Es inevitable que pase esta semana sin dedicarle unas líneas a lo obvio: el aniversario de María. Al momento en que escribo esta reflexión me transporto a las sensaciones que tenía, en este mismo momento, un año atrás.
Las redes sociales me recuerdan que dejé plasmado mi temor, mi ansiedad y, llegado el momento, la lucha interior y la resignación. Todo eso lo viví desde el relativo confort de quien, a pesar de la incertidumbre, sabe que, dentro de todo, estará bien, que le faltarán cosas, pero no de muerte, que tiene techo, comida y una importante red de apoyo.
El drama de María lo vivimos y nos marcó a todos. Unos sufrieron más; otros, menos. Otros perdieron más; otros, menos. Otros tardaron en recuperar; otros aún no lo logran del todo. Otros —miles por desgracia— murieron en el camino.
Esos miles fueron convertidos, sin quererlo, en la controversia más grande que nos legó la naturaleza en los últimos tiempos. Siempre dije que el número de muertos era importante porque era necesario que, como pueblo, desde las instituciones federales y estatales hasta el ciudadano de a pie, que, tal vez, no perdió a nadie, aprendiéramos la lección trágica que nos dejó María. También me resultaba necesario para establecer un aspecto sagrado en una sociedad que se respeta a sí misma, que es el acceso a la información cierta, a la verdad.
Una vez comenzaron a aflorar números —todos en los miles— experimenté una incomprensible sensación de tranquilidad. No sabía que se puede sentir uno así, incluso en medio del luto. Ya ahí la precisión del número no me era tan vital. Eran miles, una desgracia, pero cada uno de ellos era un homenaje a la gente que perdimos en el camino y un paso correcto en el camino de sentar cabeza, de reformular estrategias y de exigir respeto.
Por espacio de un año mucha gente, aún cuando ha retomado su vida cotidiana, no ha olvidado.
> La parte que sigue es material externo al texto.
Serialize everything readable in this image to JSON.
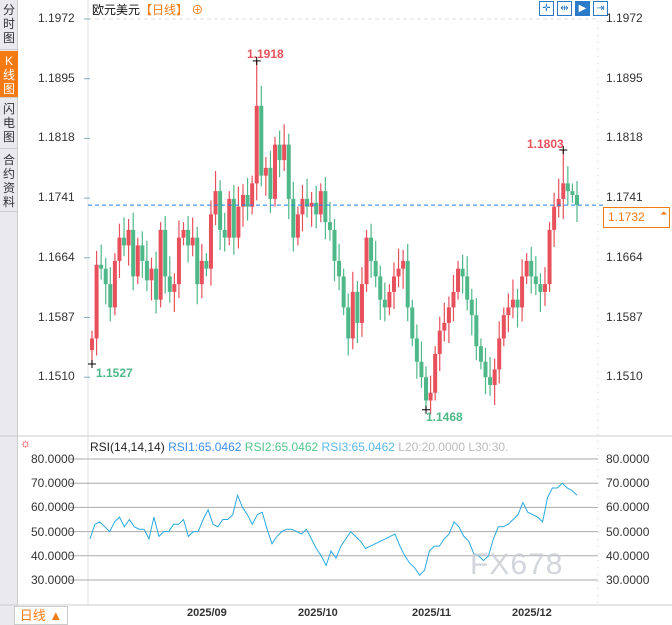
{
  "sidebar": {
    "tabs": [
      {
        "label": "分时图"
      },
      {
        "label": "K线图",
        "active": true
      },
      {
        "label": "闪电图"
      },
      {
        "label": "合约资料"
      }
    ]
  },
  "header": {
    "symbol": "欧元美元",
    "period": "【日线】",
    "add_icon": "circle-plus-icon",
    "tools": [
      "crosshair-icon",
      "fit-range-icon",
      "scroll-icon",
      "jump-latest-icon"
    ]
  },
  "price_axis": {
    "ticks": [
      "1.1972",
      "1.1895",
      "1.1818",
      "1.1741",
      "1.1664",
      "1.1587",
      "1.1510"
    ]
  },
  "current_price": "1.1732",
  "annotations": {
    "high1": "1.1918",
    "high2": "1.1803",
    "low1": "1.1527",
    "low2": "1.1468"
  },
  "colors": {
    "up": "#e8505b",
    "down": "#4fb888",
    "price_line": "#1e7ee8",
    "accent": "#f57a12",
    "rsi": "#29a9e0"
  },
  "candles": {
    "first_open": 1.1545,
    "close": [
      1.156,
      1.1655,
      1.165,
      1.163,
      1.16,
      1.166,
      1.169,
      1.168,
      1.17,
      1.164,
      1.168,
      1.166,
      1.1635,
      1.165,
      1.161,
      1.17,
      1.164,
      1.162,
      1.163,
      1.169,
      1.17,
      1.168,
      1.169,
      1.163,
      1.166,
      1.165,
      1.172,
      1.175,
      1.17,
      1.169,
      1.174,
      1.169,
      1.173,
      1.1745,
      1.173,
      1.176,
      1.186,
      1.177,
      1.178,
      1.174,
      1.181,
      1.179,
      1.181,
      1.174,
      1.169,
      1.172,
      1.174,
      1.173,
      1.1735,
      1.172,
      1.175,
      1.171,
      1.17,
      1.166,
      1.164,
      1.16,
      1.156,
      1.162,
      1.158,
      1.163,
      1.169,
      1.166,
      1.164,
      1.161,
      1.16,
      1.162,
      1.164,
      1.165,
      1.166,
      1.16,
      1.156,
      1.153,
      1.151,
      1.148,
      1.149,
      1.154,
      1.157,
      1.158,
      1.16,
      1.162,
      1.165,
      1.164,
      1.161,
      1.159,
      1.155,
      1.153,
      1.151,
      1.15,
      1.152,
      1.156,
      1.159,
      1.16,
      1.161,
      1.16,
      1.164,
      1.166,
      1.164,
      1.163,
      1.162,
      1.163,
      1.17,
      1.173,
      1.174,
      1.176,
      1.175,
      1.1745,
      1.1732
    ]
  },
  "rsi": {
    "header": "RSI(14,14,14)",
    "rsi1": "RSI1:65.0462",
    "rsi2": "RSI2:65.0462",
    "rsi3": "RSI3:65.0462",
    "l20": "L20:20.0000",
    "l30": "L30:30.",
    "ticks": [
      "80.0000",
      "70.0000",
      "60.0000",
      "50.0000",
      "40.0000",
      "30.0000"
    ],
    "values": [
      47,
      53,
      54,
      52,
      50,
      54,
      56,
      52,
      55,
      52,
      51,
      51,
      47,
      56,
      48,
      50,
      50,
      53,
      53,
      55,
      48,
      50,
      50,
      55,
      59,
      53,
      52,
      55,
      55,
      57,
      65,
      60,
      57,
      53,
      57,
      58,
      51,
      45,
      48,
      50,
      51,
      51,
      50,
      49,
      51,
      47,
      43,
      40,
      36,
      42,
      39,
      44,
      47,
      50,
      48,
      46,
      43,
      44,
      45,
      46,
      47,
      48,
      49,
      44,
      40,
      37,
      35,
      32,
      34,
      42,
      44,
      44,
      47,
      49,
      54,
      52,
      48,
      46,
      41,
      40,
      38,
      40,
      47,
      52,
      52,
      53,
      55,
      57,
      62,
      58,
      57,
      56,
      54,
      64,
      68,
      68,
      70,
      68,
      67,
      65
    ],
    "settings_icon": "sun-gear-icon"
  },
  "dates": [
    "2025/09",
    "2025/10",
    "2025/11",
    "2025/12"
  ],
  "period_button": "日线 ▲",
  "watermark": "FX678"
}
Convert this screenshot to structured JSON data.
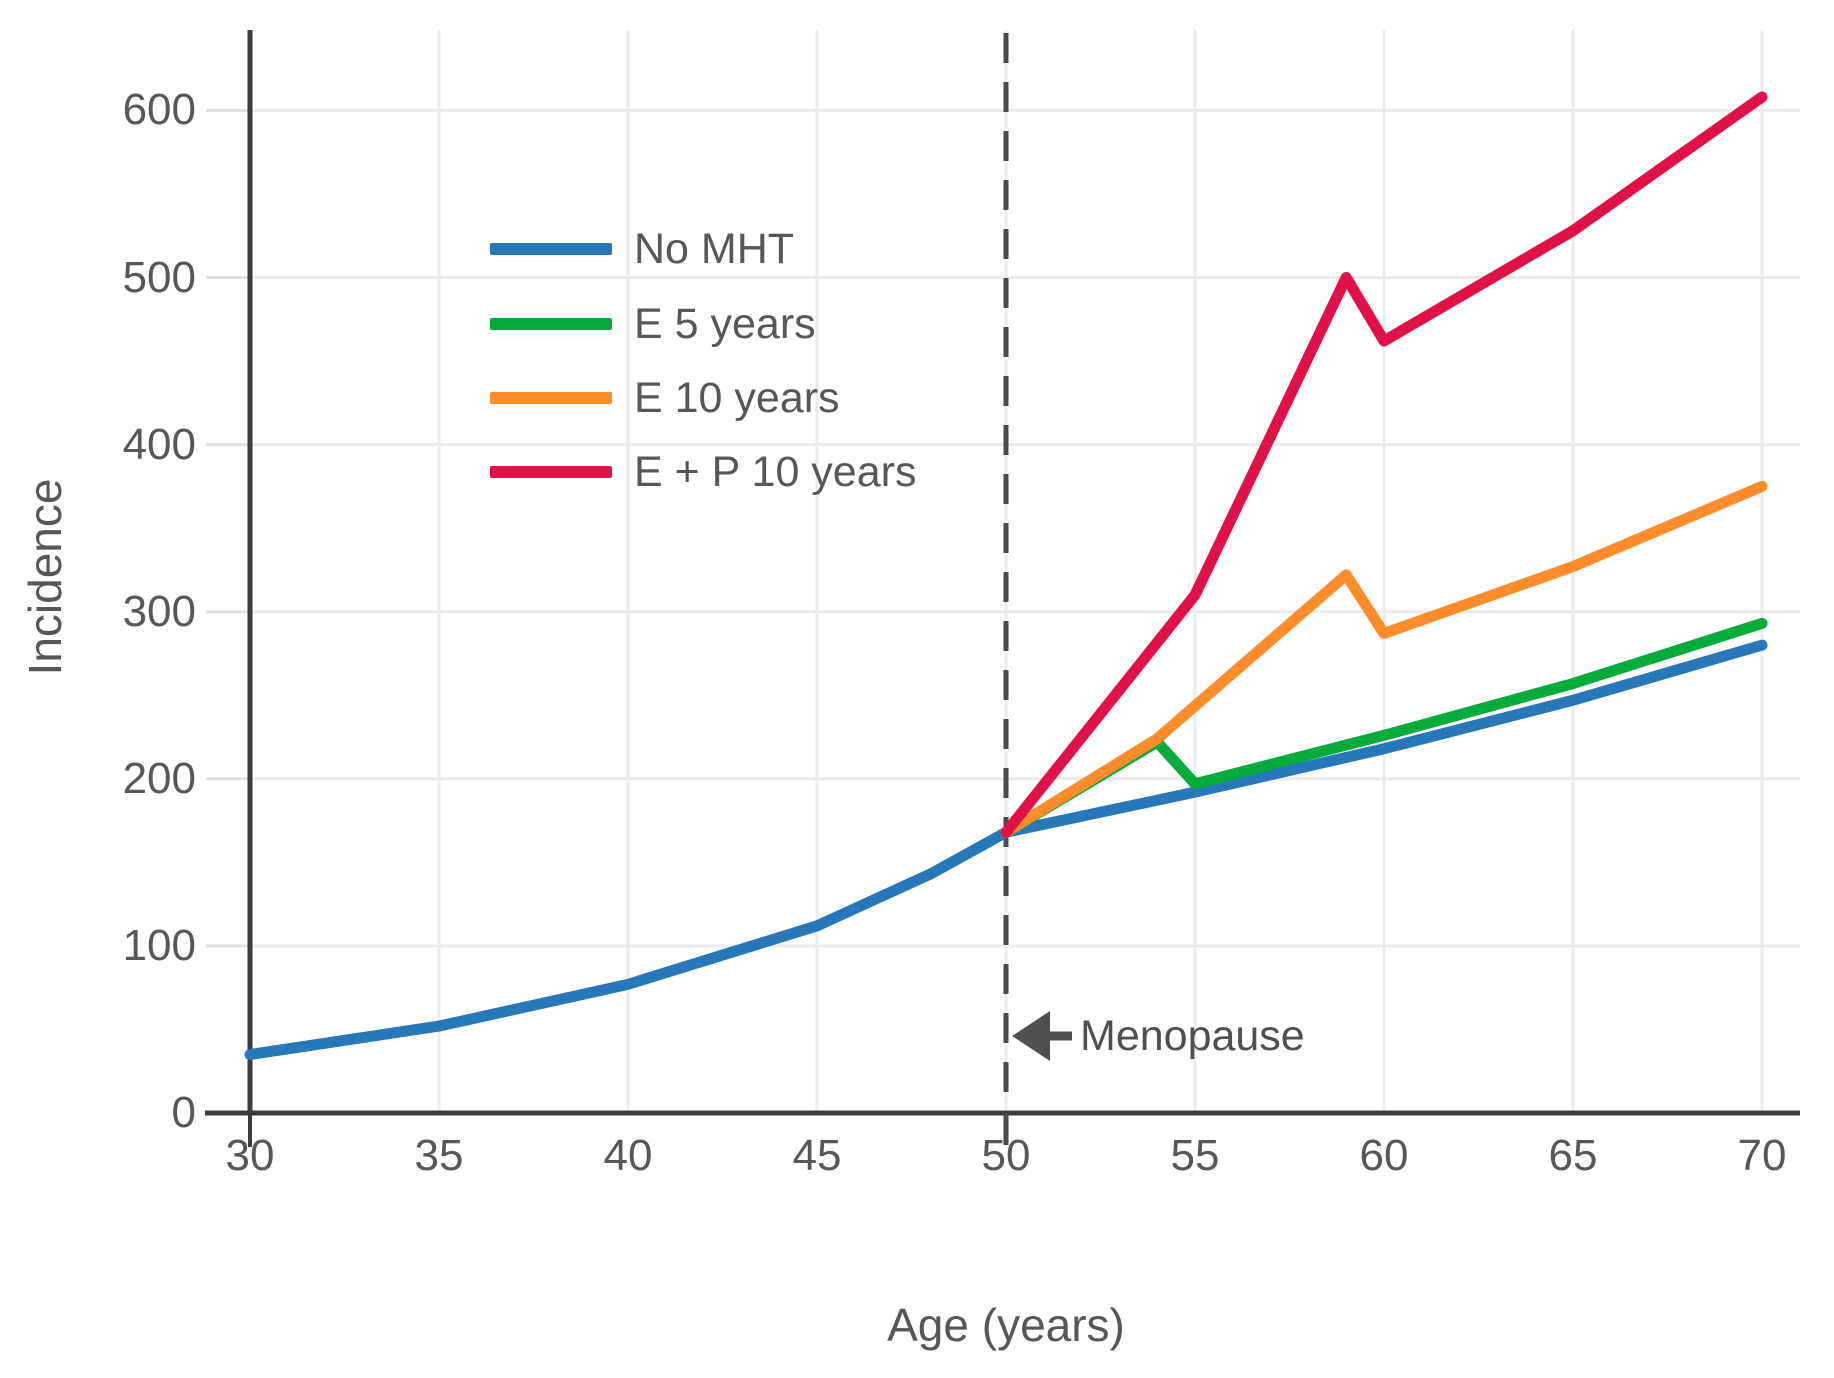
{
  "figure": {
    "background": "#ffffff",
    "text_color": "#575757",
    "axis_color": "#3d3d3d",
    "grid_color": "#ececec",
    "annotation_color": "#4f4f4f"
  },
  "chart_data": {
    "type": "line",
    "title": "",
    "xlabel": "Age (years)",
    "ylabel": "Incidence",
    "x_ticks": [
      30,
      35,
      40,
      45,
      50,
      55,
      60,
      65,
      70
    ],
    "y_ticks": [
      0,
      100,
      200,
      300,
      400,
      500,
      600
    ],
    "xlim": [
      30,
      70
    ],
    "ylim": [
      0,
      648
    ],
    "grid": true,
    "legend_position": "upper-left-inside",
    "vline": {
      "x": 50,
      "style": "dashed",
      "color": "#4a4a4a"
    },
    "annotation": {
      "text": "Menopause",
      "arrow": "left",
      "points_to_x": 50
    },
    "series": [
      {
        "name": "No MHT",
        "color": "#2878b9",
        "points": [
          [
            30,
            35
          ],
          [
            35,
            52
          ],
          [
            40,
            77
          ],
          [
            45,
            112
          ],
          [
            48,
            143
          ],
          [
            50,
            168
          ],
          [
            55,
            192
          ],
          [
            60,
            218
          ],
          [
            65,
            247
          ],
          [
            70,
            280
          ]
        ]
      },
      {
        "name": "E 5 years",
        "color": "#06ab3c",
        "points": [
          [
            50,
            168
          ],
          [
            54,
            222
          ],
          [
            55,
            197
          ],
          [
            60,
            226
          ],
          [
            65,
            257
          ],
          [
            70,
            293
          ]
        ]
      },
      {
        "name": "E 10 years",
        "color": "#fc8c2c",
        "points": [
          [
            50,
            168
          ],
          [
            54,
            224
          ],
          [
            59,
            322
          ],
          [
            60,
            287
          ],
          [
            65,
            327
          ],
          [
            70,
            375
          ]
        ]
      },
      {
        "name": "E + P 10 years",
        "color": "#e01147",
        "points": [
          [
            50,
            168
          ],
          [
            55,
            310
          ],
          [
            59,
            500
          ],
          [
            60,
            462
          ],
          [
            65,
            528
          ],
          [
            70,
            608
          ]
        ]
      }
    ]
  }
}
A muchos, con solo decir “María”, se nos aguan los ojos, nos sobrecogemos. Pensamos en las penurias, en las filas, en la escasez, en la falta de luz, en el caos vehicular. Y no hace más que llover y que caiga un trueno, y se nos revuelcan todas las emociones.
En estos días, como era de esperarse, han comenzado a salir las ediciones de aniversario en los medios de comunicación. Confieso que no he podido ver uno. Se me salen las lágrimas con el mero anuncio de que recordaremos eso que vivimos, con imágenes vivas, que es quizás a lo que más le he huido. Me pongo en el lugar de todos y no me resulta tarea fácil. Pienso en los compañeros puertorriqueños que no cesaron en sus trabajos durante la emergencia; pienso en mi familia, escondida, literalmente, en un baño, para evitar accidentes, pero pienso también en la pesadilla de verse perdiéndolo todo en medio del paso de un huracán perverso, cuyos vientos aún me chillan en los oídos, a veces, cuando intento dormir.
Pienso en la gente buena que conocí, en los miles de gestos de amor y de solidaridad. Y pienso en el aeropuerto. Esa estructura con la que me encuentro un par de veces diarias de camino a mi casa, y que representa para mí la segunda gran tragedia de María después de los muertos. La gente que se marchó por la pérdida, por la incertidumbre, porque no pudimos darles paz. Siempre que me hablan de “los muertos de María” sumo, inevitablemente, las imágenes en el aeropuerto, porque, con la partida de cada puertorriqueño, hay un hueco en el corazón de todos los que dejaron atrás, aunque fuera de manera momentánea.
Pasarán muchos años y, dentro de la tristeza que siento al escribir estas líneas, me consuela que no olvidaremos lo que vivimos como pueblo, que, mientras enfrentamos la adversidad, también hemos sido capaces de crear historias de superación, de éxito, de reinventar, de crear. Otros, como mi esposo, han reencontrado su vocación de servicio, directamente a consecuencia de María, y dentro de todo, son seres hoy más completos y más grandes que antes.
Un año después, es bueno recordar lo que vivimos y celebrar todas las buenas historias. Creo que también es buen momento para pensar qué hemos hecho para hacer de Puerto Rico, no el lugar que azotó María, sino el momento en que azotó nuestra conciencia.